With the re-authorization of the SBIR/STTR program in the 2012 Defense Authorization Bill, there are now more requirements on awardees relative to commercializing their work. The problem of translating a good technical theory into a marketable product has long plagued business. The old adage that “if you build a better mousetrap, the world will beat a path to your door” is simply not true. By the same reasoning, just because you have a solid technology doesn’t mean the market will buy it. That is where marketing comes in. In our world today, people buy products and services not only because they need them but because they have a desire to have it. That desire is usually built by marketing. For instance, 40 years ago, nobody had a computer and didn’t see a need for one. Then, thru marketing, people were convinced that they needed to have a computer in their home. Why? At the time, there was not an internet and the main reasons to have this computer were mostly desire to have the product. Then, about 10 years ago, we were told we need to have a computer with us at all times.
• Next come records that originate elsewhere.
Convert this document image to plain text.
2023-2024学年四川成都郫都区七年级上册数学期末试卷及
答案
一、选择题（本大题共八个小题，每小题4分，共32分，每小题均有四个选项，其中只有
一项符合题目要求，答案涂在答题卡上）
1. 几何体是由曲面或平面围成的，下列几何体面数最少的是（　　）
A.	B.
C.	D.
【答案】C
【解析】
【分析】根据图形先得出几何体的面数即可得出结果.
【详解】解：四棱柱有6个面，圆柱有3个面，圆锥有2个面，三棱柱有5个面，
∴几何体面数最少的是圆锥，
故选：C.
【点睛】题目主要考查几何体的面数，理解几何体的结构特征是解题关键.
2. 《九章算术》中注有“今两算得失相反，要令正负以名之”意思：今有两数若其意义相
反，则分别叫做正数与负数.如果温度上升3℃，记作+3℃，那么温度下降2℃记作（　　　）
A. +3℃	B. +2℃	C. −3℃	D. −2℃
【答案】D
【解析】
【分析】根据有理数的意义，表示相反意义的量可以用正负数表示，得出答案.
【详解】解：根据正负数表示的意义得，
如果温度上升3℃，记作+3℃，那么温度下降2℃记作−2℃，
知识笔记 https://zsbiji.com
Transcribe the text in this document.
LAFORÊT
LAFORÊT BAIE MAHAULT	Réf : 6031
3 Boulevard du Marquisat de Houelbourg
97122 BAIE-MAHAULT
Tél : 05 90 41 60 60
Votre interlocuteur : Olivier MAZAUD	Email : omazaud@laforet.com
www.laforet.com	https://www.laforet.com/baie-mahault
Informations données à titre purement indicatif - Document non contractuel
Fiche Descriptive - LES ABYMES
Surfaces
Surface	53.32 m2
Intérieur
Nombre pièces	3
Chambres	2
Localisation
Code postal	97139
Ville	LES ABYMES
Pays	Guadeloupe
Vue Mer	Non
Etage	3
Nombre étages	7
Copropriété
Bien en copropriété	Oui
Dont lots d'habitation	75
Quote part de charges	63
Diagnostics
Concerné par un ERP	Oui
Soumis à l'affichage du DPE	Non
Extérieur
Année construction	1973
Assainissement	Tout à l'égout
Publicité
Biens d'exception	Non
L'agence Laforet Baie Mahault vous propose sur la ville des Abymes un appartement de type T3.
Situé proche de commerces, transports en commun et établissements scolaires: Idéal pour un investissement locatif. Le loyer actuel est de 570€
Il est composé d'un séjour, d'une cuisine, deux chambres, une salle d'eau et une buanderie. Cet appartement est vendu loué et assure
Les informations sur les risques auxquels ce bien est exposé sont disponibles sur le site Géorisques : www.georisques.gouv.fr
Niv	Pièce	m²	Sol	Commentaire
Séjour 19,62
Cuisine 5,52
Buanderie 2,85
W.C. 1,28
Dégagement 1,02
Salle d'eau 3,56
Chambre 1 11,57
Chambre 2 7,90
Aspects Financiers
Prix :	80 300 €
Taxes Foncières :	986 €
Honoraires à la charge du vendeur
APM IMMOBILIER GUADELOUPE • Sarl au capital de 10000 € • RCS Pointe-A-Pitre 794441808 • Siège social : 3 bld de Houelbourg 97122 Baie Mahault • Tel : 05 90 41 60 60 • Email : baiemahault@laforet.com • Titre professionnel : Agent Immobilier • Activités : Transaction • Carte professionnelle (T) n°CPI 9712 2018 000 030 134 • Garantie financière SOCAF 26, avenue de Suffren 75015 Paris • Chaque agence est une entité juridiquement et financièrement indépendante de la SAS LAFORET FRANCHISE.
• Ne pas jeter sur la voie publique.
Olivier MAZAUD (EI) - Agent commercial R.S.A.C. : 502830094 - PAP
Who would have thought, in 1985, that within 30 years everyone would have a computer in their pocket. Yet today, there are probably more computers in pockets than there are PC’s.
I went thru this example just to illustrate a point. We need marketing to get great new products accepted in the marketplace. This is usually done by creating a desire on the part of the market segment to have this product. Just a newer mousetrap doesn’t create enough of a desire to make it a market success. So the small business is faced with the issue of how to market their idea. This is not a simple task. Usually this requires a different mindset than the technical mindset. The market is not always logical and sometimes difficult to segment into pieces that can be targets for the new technology and/or product.
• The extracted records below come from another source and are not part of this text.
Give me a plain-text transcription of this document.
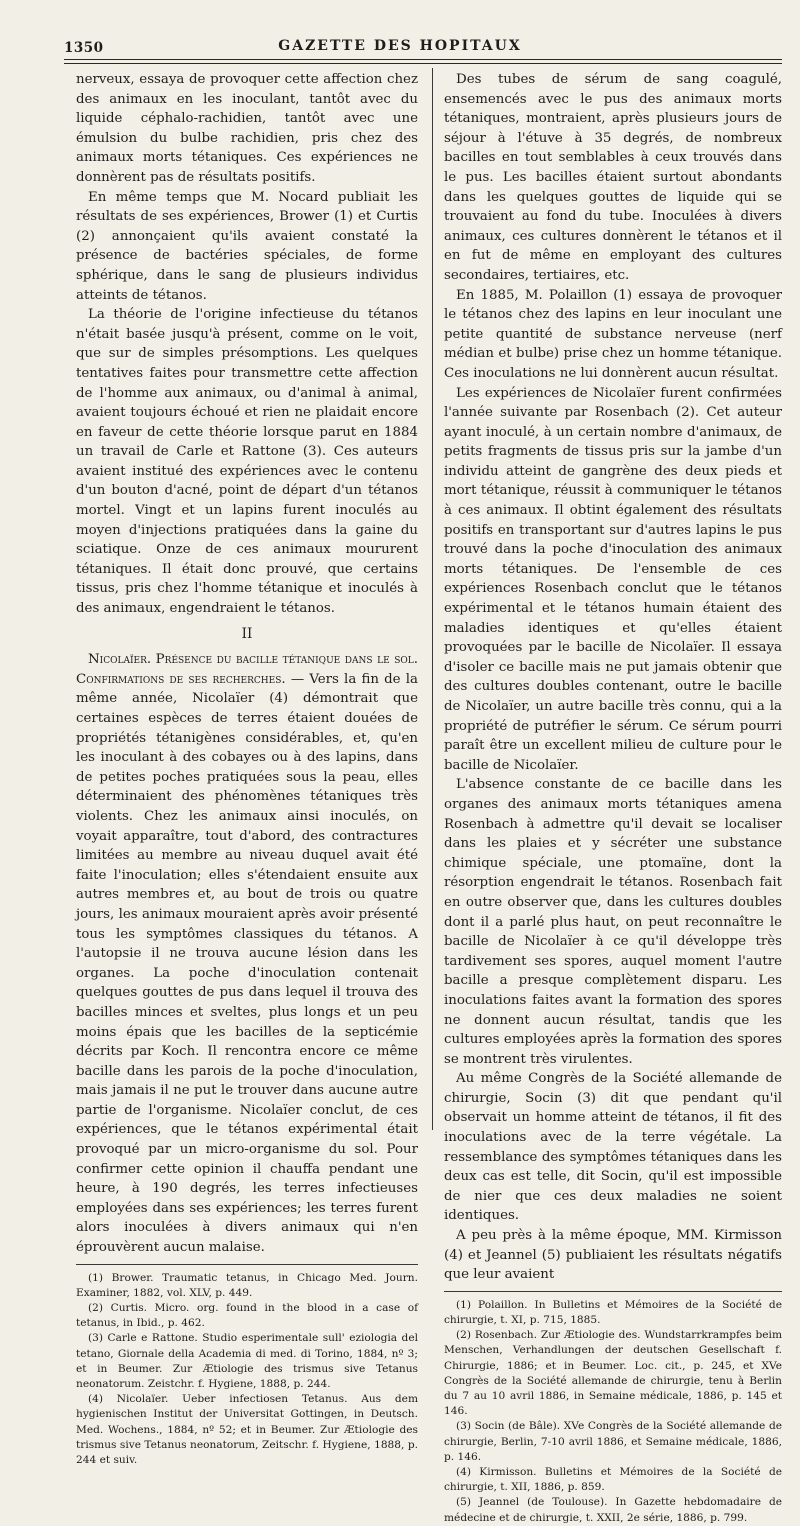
1350	GAZETTE DES HOPITAUX

nerveux, essaya de provoquer cette affection chez des animaux en les inoculant, tantôt avec du liquide céphalo-rachidien, tantôt avec une émulsion du bulbe rachidien, pris chez des animaux morts tétaniques. Ces expériences ne donnèrent pas de résultats positifs.

En même temps que M. Nocard publiait les résultats de ses expériences, Brower (1) et Curtis (2) annonçaient qu'ils avaient constaté la présence de bactéries spéciales, de forme sphérique, dans le sang de plusieurs individus atteints de tétanos.

La théorie de l'origine infectieuse du tétanos n'était basée jusqu'à présent, comme on le voit, que sur de simples présomptions. Les quelques tentatives faites pour transmettre cette affection de l'homme aux animaux, ou d'animal à animal, avaient toujours échoué et rien ne plaidait encore en faveur de cette théorie lorsque parut en 1884 un travail de Carle et Rattone (3). Ces auteurs avaient institué des expériences avec le contenu d'un bouton d'acné, point de départ d'un tétanos mortel. Vingt et un lapins furent inoculés au moyen d'injections pratiquées dans la gaine du sciatique. Onze de ces animaux moururent tétaniques. Il était donc prouvé, que certains tissus, pris chez l'homme tétanique et inoculés à des animaux, engendraient le tétanos.

II

Nicolaïer. Présence du bacille tétanique dans le sol. Confirmations de ses recherches. — Vers la fin de la même année, Nicolaïer (4) démontrait que certaines espèces de terres étaient douées de propriétés tétanigènes considérables, et, qu'en les inoculant à des cobayes ou à des lapins, dans de petites poches pratiquées sous la peau, elles déterminaient des phénomènes tétaniques très violents. Chez les animaux ainsi inoculés, on voyait apparaître, tout d'abord, des contractures limitées au membre au niveau duquel avait été faite l'inoculation; elles s'étendaient ensuite aux autres membres et, au bout de trois ou quatre jours, les animaux mouraient après avoir présenté tous les symptômes classiques du tétanos. A l'autopsie il ne trouva aucune lésion dans les organes. La poche d'inoculation contenait quelques gouttes de pus dans lequel il trouva des bacilles minces et sveltes, plus longs et un peu moins épais que les bacilles de la septicémie décrits par Koch. Il rencontra encore ce même bacille dans les parois de la poche d'inoculation, mais jamais il ne put le trouver dans aucune autre partie de l'organisme. Nicolaïer conclut, de ces expériences, que le tétanos expérimental était provoqué par un micro-organisme du sol. Pour confirmer cette opinion il chauffa pendant une heure, à 190 degrés, les terres infectieuses employées dans ses expériences; les terres furent alors inoculées à divers animaux qui n'en éprouvèrent aucun malaise.

(1) Brower. Traumatic tetanus, in Chicago Med. Journ. Examiner, 1882, vol. XLV, p. 449.

(2) Curtis. Micro. org. found in the blood in a case of tetanus, in Ibid., p. 462.

(3) Carle e Rattone. Studio esperimentale sull' eziologia del tetano, Giornale della Academia di med. di Torino, 1884, nº 3; et in Beumer. Zur Ætiologie des trismus sive Tetanus neonatorum. Zeistchr. f. Hygiene, 1888, p. 244.

(4) Nicolaïer. Ueber infectiosen Tetanus. Aus dem hygienischen Institut der Universitat Gottingen, in Deutsch. Med. Wochens., 1884, nº 52; et in Beumer. Zur Ætiologie des trismus sive Tetanus neonatorum, Zeitschr. f. Hygiene, 1888, p. 244 et suiv.

Des tubes de sérum de sang coagulé, ensemencés avec le pus des animaux morts tétaniques, montraient, après plusieurs jours de séjour à l'étuve à 35 degrés, de nombreux bacilles en tout semblables à ceux trouvés dans le pus. Les bacilles étaient surtout abondants dans les quelques gouttes de liquide qui se trouvaient au fond du tube. Inoculées à divers animaux, ces cultures donnèrent le tétanos et il en fut de même en employant des cultures secondaires, tertiaires, etc.

En 1885, M. Polaillon (1) essaya de provoquer le tétanos chez des lapins en leur inoculant une petite quantité de substance nerveuse (nerf médian et bulbe) prise chez un homme tétanique. Ces inoculations ne lui donnèrent aucun résultat.

Les expériences de Nicolaïer furent confirmées l'année suivante par Rosenbach (2). Cet auteur ayant inoculé, à un certain nombre d'animaux, de petits fragments de tissus pris sur la jambe d'un individu atteint de gangrène des deux pieds et mort tétanique, réussit à communiquer le tétanos à ces animaux. Il obtint également des résultats positifs en transportant sur d'autres lapins le pus trouvé dans la poche d'inoculation des animaux morts tétaniques. De l'ensemble de ces expériences Rosenbach conclut que le tétanos expérimental et le tétanos humain étaient des maladies identiques et qu'elles étaient provoquées par le bacille de Nicolaïer. Il essaya d'isoler ce bacille mais ne put jamais obtenir que des cultures doubles contenant, outre le bacille de Nicolaïer, un autre bacille très connu, qui a la propriété de putréfier le sérum. Ce sérum pourri paraît être un excellent milieu de culture pour le bacille de Nicolaïer.

L'absence constante de ce bacille dans les organes des animaux morts tétaniques amena Rosenbach à admettre qu'il devait se localiser dans les plaies et y sécréter une substance chimique spéciale, une ptomaïne, dont la résorption engendrait le tétanos. Rosenbach fait en outre observer que, dans les cultures doubles dont il a parlé plus haut, on peut reconnaître le bacille de Nicolaïer à ce qu'il développe très tardivement ses spores, auquel moment l'autre bacille a presque complètement disparu. Les inoculations faites avant la formation des spores ne donnent aucun résultat, tandis que les cultures employées après la formation des spores se montrent très virulentes.

Au même Congrès de la Société allemande de chirurgie, Socin (3) dit que pendant qu'il observait un homme atteint de tétanos, il fit des inoculations avec de la terre végétale. La ressemblance des symptômes tétaniques dans les deux cas est telle, dit Socin, qu'il est impossible de nier que ces deux maladies ne soient identiques.

A peu près à la même époque, MM. Kirmisson (4) et Jeannel (5) publiaient les résultats négatifs que leur avaient

(1) Polaillon. In Bulletins et Mémoires de la Société de chirurgie, t. XI, p. 715, 1885.

(2) Rosenbach. Zur Ætiologie des. Wundstarrkrampfes beim Menschen, Verhandlungen der deutschen Gesellschaft f. Chirurgie, 1886; et in Beumer. Loc. cit., p. 245, et XVe Congrès de la Société allemande de chirurgie, tenu à Berlin du 7 au 10 avril 1886, in Semaine médicale, 1886, p. 145 et 146.

(3) Socin (de Bâle). XVe Congrès de la Société allemande de chirurgie, Berlin, 7-10 avril 1886, et Semaine médicale, 1886, p. 146.

(4) Kirmisson. Bulletins et Mémoires de la Société de chirurgie, t. XII, 1886, p. 859.

(5) Jeannel (de Toulouse). In Gazette hebdomadaire de médecine et de chirurgie, t. XXII, 2e série, 1886, p. 799.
As I mentioned above, there is a real push in the SBIR/STTR programs to commercialize the technologies being developed, as evidenced in the recently imposed commercialization rate benchmark system. In some cases (I can think of the NSF and the Department of Navy as a couple of examples) the government agency will provide free advice to the award winner to help develop commercialization plans. Companies like Dawnbreaker or Foresight are paid by these agencies to help the award winner figure out how to identify market needs, how to identify demand, how to estimate market sizes, etc. all prior to finalizing the product design. This is important in the life of a small business to be able to identify what their end objective is. The government funding for an SBIR/STTR is very finite and very early development stage. If the company doesn’t plan for the next step of required funding in their business plan and the ultimate way to get to market, they will not be able to cross the chasm (as Geoffrey Moore describes this jump from technology to market).
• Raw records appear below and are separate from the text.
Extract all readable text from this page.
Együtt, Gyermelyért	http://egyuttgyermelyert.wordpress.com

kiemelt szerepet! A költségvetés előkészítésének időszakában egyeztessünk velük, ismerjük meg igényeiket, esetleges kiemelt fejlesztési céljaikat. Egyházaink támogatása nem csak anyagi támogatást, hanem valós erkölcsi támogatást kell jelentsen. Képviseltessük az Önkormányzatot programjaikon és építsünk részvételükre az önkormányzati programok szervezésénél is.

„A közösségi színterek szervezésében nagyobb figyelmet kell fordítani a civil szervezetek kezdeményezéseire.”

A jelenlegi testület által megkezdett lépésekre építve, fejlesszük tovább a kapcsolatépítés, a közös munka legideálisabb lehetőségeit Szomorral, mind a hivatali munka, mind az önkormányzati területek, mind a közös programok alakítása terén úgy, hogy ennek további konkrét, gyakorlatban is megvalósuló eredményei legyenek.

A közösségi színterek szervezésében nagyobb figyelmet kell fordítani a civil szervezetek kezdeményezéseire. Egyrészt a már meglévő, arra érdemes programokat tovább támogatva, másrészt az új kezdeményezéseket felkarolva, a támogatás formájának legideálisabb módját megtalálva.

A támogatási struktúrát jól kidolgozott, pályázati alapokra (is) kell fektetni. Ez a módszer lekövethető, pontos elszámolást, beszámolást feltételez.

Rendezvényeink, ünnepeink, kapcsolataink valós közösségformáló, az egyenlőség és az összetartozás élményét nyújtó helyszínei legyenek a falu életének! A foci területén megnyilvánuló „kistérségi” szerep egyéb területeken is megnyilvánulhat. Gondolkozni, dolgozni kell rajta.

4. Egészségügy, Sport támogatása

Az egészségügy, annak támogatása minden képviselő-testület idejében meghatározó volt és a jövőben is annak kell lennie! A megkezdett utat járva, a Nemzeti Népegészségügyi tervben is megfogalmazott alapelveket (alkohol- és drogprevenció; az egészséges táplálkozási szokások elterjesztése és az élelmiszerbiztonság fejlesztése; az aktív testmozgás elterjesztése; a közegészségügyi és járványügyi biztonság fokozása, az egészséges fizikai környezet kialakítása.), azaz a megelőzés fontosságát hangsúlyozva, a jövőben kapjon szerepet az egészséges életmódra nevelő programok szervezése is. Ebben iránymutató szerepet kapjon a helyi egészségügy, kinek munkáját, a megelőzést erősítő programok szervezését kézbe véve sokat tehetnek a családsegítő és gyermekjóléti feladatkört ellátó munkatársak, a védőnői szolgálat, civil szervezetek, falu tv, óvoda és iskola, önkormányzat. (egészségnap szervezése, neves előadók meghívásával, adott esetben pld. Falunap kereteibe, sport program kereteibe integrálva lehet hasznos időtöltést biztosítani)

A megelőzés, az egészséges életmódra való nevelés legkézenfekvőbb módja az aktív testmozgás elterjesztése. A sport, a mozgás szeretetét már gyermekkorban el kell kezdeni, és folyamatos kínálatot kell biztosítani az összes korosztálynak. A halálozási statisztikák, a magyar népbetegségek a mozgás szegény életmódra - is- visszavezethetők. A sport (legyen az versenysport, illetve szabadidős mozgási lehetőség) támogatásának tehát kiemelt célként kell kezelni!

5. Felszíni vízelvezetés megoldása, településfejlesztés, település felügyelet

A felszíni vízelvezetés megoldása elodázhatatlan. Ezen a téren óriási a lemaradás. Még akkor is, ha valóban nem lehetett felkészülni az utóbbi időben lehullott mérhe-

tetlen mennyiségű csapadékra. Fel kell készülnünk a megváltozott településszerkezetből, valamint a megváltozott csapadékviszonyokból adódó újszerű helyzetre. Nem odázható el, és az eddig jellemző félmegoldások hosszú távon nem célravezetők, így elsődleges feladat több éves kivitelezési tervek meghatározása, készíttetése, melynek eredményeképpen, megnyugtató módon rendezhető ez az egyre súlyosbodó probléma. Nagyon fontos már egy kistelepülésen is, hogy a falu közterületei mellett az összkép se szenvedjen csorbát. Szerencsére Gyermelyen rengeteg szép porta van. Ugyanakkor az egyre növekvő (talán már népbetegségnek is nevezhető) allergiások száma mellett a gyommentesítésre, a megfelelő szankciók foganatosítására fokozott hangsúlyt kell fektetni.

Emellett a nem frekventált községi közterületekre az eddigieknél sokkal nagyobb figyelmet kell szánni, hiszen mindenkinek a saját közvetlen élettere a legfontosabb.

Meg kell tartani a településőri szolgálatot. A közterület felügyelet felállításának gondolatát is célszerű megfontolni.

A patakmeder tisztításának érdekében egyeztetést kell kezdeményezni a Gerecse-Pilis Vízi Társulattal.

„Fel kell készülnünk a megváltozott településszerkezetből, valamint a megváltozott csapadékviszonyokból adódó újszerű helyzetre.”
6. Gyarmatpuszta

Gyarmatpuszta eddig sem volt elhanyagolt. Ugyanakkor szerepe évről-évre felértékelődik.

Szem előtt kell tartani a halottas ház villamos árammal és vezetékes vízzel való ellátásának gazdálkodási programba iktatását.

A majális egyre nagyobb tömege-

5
I personally don’t think it is too early to start thinking of market needs prior to prototype development. I say this because if you don’t have a goal focused approach, the development could end up taking a turn down a path that has not market needs. If this happens, commercialization will not be possible. This is the time tested adage that you can’t push a product into the market but it must be pulled into the market. Commercialization involves evaluating the potential market, divided into unique segments if possible, finding the need of the market and figuring out how your product or service can satisfy those needs better than the competition.